News From The Sites: Niwot Ridge LTER Program

Network News Spring 1987, Vol. 1 No. 1
Site News

A growing concern over whether or not mid-latitude, U.S. alpine regions will be susceptible to damage from acid deposition caused the U.S. Forest Service arid other regional scientists to turn to the University of Colorado LTER program (CULTER) for help. The current hypothesis suggests that extant levels of acid deposition in the sensitive Colorado mountains will lead to soil acidification and adverse affects to the biota of the alpine within decades. The CULTER understanding of soil-water process chemistry, water and soils databases, and results from our long-term low-level, simulated acid rain experiments are in great demand by regional scientists. While common sense suggests acidification is likely, especially when the present acid deposition loading rates and the prevalence of granitic/gneissic parent rocks are considered, we now have good reasons to seriously doubt the conventional prediction of inevitable acidification.

During the summer of 1986 a new series of long- term experimental plots designed to link the Ridge and Valley continuation experiments (from LTER-l) were established.

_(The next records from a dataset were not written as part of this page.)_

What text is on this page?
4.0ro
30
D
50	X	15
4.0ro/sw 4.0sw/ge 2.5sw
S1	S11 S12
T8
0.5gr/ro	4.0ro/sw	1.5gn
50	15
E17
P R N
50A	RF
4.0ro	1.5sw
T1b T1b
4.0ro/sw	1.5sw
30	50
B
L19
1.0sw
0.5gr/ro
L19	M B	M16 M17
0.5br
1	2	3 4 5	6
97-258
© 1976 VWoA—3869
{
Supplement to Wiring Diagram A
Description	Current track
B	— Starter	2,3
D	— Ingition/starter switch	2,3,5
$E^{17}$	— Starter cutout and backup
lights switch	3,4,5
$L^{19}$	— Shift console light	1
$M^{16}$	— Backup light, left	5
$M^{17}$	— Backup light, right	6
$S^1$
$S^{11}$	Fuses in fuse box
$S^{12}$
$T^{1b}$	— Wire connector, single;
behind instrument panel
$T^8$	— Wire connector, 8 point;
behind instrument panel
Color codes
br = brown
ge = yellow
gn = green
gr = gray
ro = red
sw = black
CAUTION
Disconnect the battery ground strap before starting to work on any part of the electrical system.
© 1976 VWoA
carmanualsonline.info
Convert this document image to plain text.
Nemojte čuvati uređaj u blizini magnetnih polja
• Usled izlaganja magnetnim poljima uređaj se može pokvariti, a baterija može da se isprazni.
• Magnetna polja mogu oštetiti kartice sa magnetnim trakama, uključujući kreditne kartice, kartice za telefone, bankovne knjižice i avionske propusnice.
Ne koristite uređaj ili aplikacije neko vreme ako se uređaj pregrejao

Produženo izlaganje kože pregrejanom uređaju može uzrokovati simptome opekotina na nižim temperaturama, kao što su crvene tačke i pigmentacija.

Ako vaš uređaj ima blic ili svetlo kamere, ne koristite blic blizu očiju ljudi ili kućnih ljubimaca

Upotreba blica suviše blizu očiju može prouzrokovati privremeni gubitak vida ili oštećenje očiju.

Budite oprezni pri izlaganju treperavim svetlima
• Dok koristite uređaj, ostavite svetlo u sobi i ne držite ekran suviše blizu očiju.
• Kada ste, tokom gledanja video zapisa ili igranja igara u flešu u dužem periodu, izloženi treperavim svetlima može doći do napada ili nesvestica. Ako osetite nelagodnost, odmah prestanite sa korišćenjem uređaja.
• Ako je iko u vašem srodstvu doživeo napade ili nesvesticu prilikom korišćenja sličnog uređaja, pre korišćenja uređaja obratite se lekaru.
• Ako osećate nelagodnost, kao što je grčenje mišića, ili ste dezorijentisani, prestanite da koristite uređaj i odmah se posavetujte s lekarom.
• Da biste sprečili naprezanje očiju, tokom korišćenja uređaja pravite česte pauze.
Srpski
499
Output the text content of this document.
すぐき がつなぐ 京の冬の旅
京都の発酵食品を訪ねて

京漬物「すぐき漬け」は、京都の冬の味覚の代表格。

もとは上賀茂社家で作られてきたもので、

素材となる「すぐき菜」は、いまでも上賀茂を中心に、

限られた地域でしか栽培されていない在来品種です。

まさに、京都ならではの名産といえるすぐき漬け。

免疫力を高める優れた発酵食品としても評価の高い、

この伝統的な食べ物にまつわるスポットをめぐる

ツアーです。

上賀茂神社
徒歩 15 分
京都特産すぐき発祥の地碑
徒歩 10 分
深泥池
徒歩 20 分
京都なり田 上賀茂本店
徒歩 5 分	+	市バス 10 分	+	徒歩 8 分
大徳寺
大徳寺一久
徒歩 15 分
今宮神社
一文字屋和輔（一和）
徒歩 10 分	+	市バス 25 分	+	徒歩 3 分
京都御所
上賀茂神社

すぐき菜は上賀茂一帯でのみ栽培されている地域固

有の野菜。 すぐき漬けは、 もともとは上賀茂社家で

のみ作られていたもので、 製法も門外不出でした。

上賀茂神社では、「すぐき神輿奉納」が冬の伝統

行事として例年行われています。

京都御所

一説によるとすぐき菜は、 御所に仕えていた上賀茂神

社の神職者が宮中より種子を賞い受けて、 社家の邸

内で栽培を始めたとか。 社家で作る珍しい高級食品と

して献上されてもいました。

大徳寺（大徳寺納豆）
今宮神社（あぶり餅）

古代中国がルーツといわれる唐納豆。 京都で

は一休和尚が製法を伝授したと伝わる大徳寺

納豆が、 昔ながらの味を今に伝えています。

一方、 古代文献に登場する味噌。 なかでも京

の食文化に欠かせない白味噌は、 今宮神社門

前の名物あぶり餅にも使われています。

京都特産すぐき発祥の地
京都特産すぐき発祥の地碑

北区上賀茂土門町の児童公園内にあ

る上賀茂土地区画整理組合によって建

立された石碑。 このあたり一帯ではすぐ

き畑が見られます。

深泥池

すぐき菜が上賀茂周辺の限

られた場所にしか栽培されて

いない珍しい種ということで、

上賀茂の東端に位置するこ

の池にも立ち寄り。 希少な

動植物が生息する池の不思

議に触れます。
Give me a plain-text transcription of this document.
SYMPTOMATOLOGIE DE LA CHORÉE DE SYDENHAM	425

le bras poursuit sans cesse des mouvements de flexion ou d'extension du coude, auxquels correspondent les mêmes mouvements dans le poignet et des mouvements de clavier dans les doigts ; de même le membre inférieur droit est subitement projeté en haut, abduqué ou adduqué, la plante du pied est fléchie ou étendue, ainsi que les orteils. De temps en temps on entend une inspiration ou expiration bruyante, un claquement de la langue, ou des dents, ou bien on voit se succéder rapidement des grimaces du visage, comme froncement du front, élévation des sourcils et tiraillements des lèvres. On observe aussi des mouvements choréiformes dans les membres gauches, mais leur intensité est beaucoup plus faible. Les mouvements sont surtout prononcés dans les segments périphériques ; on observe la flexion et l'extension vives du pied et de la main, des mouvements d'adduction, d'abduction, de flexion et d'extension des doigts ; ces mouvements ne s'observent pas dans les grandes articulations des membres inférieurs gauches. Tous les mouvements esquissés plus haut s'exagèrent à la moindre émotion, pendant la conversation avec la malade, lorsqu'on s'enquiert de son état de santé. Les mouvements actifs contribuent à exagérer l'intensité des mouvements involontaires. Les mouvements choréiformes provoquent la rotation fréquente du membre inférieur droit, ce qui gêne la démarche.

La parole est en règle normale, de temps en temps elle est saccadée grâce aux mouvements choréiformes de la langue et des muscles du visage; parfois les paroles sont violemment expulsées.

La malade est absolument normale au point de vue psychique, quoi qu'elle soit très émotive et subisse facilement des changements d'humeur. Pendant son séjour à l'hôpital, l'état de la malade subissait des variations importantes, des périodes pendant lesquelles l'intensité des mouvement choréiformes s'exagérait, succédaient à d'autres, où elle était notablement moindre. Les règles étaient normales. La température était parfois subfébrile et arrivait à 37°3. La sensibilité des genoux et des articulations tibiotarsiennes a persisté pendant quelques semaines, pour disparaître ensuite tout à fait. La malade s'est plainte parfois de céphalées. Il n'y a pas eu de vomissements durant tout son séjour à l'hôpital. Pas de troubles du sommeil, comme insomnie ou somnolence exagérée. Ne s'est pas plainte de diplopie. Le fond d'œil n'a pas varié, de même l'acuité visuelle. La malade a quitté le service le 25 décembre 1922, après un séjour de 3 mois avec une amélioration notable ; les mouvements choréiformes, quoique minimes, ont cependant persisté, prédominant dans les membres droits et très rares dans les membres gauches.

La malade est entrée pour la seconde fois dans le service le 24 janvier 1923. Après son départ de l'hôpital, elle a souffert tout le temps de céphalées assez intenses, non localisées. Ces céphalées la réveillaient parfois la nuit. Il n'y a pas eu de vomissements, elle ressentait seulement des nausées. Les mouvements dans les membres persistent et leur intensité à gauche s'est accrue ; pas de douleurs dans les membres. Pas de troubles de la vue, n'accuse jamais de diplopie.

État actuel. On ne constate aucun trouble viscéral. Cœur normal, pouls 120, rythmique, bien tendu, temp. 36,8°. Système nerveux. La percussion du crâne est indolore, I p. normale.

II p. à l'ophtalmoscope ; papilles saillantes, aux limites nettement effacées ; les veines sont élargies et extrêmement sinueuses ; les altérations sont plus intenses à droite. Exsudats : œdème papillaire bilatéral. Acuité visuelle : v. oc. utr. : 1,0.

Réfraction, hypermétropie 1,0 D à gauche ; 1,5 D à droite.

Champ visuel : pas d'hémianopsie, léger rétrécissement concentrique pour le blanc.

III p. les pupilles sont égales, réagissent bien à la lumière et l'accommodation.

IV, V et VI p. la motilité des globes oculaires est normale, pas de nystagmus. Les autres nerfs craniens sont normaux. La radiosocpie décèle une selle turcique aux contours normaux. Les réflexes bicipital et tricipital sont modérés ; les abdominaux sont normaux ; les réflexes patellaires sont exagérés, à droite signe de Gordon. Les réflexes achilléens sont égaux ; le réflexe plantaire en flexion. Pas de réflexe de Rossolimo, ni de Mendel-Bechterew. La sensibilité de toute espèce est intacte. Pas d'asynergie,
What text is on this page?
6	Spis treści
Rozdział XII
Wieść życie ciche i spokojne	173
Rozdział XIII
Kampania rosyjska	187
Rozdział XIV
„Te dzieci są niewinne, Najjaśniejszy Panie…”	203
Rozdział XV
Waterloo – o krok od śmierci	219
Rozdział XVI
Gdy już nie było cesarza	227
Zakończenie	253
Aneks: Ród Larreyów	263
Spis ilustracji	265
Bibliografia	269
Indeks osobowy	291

These manipulation plots, known as the Martinelli Slope Plots, are physically tied to the long-term and continuing micro-watershed studies of Dr. Nelson Caine. Monitoring of soil-water chemistry for nutrient flux will test our theories on the resistance and resilience of alpine communities to disturbance. Disturbances include a major anthropogenic impact, trampling, and a major natural impact -- gopher invasion. Complete denudation by cryogenic freezing as a control will separate the effects of vegetation removal from trampling compaction effects.

Important new long-term, climatic databases were discovered in 1986. The first, a climate record dating from 1910 at Silver Lake (3,115 m), a site near our current study areas, was uncovered in the U.S. Weather Bureau archives. This discovery resulted, in part, from Dr. Thomas Karl’s attendance at the January 1986 Database Meeting at Jornada and his efforts following the meeting. The second discovery was a Soil Conservation Service database going back to 1938 for a snow course near our study area.

Dr. Donald (Skip) Walker, Institute of Arctic and Alpine Research Plant Laboratory has joined the CULTER team. Skip’s expertise is in geographic information systems and landscape mapping and modeling, especially of Arctic regions.

“A Hierarchical Conceptual Model of the Alpine Geosystem” (French, N.R., Arctic and Alpine Research 18:133-149) presents CULTER’s efforts to conceptualize the immense complexities of the alpine geosystem. The hierarchical model links spatial levels from the space required by a single organism to 100s of kilometers, the size of a watershed, and temporal scales from diurnal to 10,000s of years. Climate and hydrology plus geochemical processes are seen as driving variables linking all levels of the hierarchy. Modifications of this model would be applicable at all sites and reprints are available on request.